Needlework Fiction--Tangled Threads

This is a first in a series on needlework fiction focusing primarily on embroidery fiction, but also on quilting, sewing, knitting, crochet, lacemaking and other types of needlework. As I gather more review, I will post them on a separate page for reference. Please feel free to let me know your favorite needlework-oriented novels and authors. The books don't have to be primarily about needlework, but needlework should beprominently featured in the novel.


***** 5/5 stars Check out GoodReads for more reviews of this book.

Tangled Threads: A Hmong Girl's Story by Pegi Deitz Shea is a juvenile novel that follows thirteen-year old Mai from the Thai refugee camp where she lived for ten years, to Providence, Rhode Island where she and her grandmother join her uncle and cousins who emigrated five years earlier. The novel depicts the joy and pitfalls and confusion of the immigrant experience. Mai is excited to leave the refugee camp, but her grandmother is reluctant about starting a new life in a foreign land where the Hmong traditions are difficult to keep intact. The thing that binds Mai and her grandmother in this new life is pa'ndau, traditional Hmong story cloths. Mai and her grandmother made these for sale in the refugee camps and continue to make them in America. Worked in reverse appliqué, cross stitch and surface embroidery techniques, these colorful cloths tell the story of their lives, including the death of Mai's parent's in a Laos bombing, and are used to make traditional clothing. The symbols on the cloth harken good luck and fortune and tie Mai to her past as she makes a new life in Rhode Island.

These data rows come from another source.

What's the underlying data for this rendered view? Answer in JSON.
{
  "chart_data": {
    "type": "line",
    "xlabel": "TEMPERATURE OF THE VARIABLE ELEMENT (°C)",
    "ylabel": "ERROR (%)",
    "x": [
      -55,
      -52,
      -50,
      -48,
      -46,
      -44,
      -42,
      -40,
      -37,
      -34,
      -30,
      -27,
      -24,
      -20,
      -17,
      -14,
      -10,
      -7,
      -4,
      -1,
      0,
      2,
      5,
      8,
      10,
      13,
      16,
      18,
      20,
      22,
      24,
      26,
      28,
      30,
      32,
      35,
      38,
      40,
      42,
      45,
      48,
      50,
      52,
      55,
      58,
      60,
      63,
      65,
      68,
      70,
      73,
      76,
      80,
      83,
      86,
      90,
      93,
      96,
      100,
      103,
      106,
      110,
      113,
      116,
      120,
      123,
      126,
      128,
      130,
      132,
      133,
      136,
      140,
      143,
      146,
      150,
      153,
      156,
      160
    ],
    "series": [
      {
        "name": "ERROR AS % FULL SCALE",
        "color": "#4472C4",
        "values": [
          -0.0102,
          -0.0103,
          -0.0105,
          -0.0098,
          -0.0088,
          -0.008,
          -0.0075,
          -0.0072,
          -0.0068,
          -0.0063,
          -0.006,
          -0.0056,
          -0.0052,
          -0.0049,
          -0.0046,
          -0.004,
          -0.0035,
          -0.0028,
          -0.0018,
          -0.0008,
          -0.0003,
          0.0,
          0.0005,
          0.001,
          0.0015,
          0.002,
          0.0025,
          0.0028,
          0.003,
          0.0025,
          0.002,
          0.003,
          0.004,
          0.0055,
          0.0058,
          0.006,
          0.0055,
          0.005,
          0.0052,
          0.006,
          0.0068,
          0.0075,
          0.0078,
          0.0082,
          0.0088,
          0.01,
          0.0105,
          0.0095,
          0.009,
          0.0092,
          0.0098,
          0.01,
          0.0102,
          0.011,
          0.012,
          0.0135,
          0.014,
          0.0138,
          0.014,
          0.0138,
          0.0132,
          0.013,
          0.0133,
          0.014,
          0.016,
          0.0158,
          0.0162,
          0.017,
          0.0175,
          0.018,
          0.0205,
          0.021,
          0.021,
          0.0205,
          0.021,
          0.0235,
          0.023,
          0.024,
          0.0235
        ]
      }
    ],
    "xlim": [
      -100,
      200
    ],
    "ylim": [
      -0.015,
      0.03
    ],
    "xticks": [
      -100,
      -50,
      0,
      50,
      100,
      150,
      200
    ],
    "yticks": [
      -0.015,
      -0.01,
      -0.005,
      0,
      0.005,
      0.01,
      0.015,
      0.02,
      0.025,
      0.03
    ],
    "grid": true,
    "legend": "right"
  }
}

Tangled Threads is a poignant story that will help children and adults better empathize with immigrants in their schools and community. Well worth reading.


Resources about the Hmong embroidery and appliqué featured in this novel.

Dr. George J. Leonard shares the history of the story cloth featured on the cover of the novel. is a comprehensive site that displays many examples of pa'ndau, and provides information on the history and symbolism of the art form.


Here is a YouTube interview with a Laos refugee and embroiderer.

1 comment:

  1. There is an excellent book on pa'ndau applique that came out in the 80's. Creating Pa ndau Applique: A new Approach to an Ancient Art Form by Carla J. Hassel. Its not hard once you get the hang of it. Worth trying!!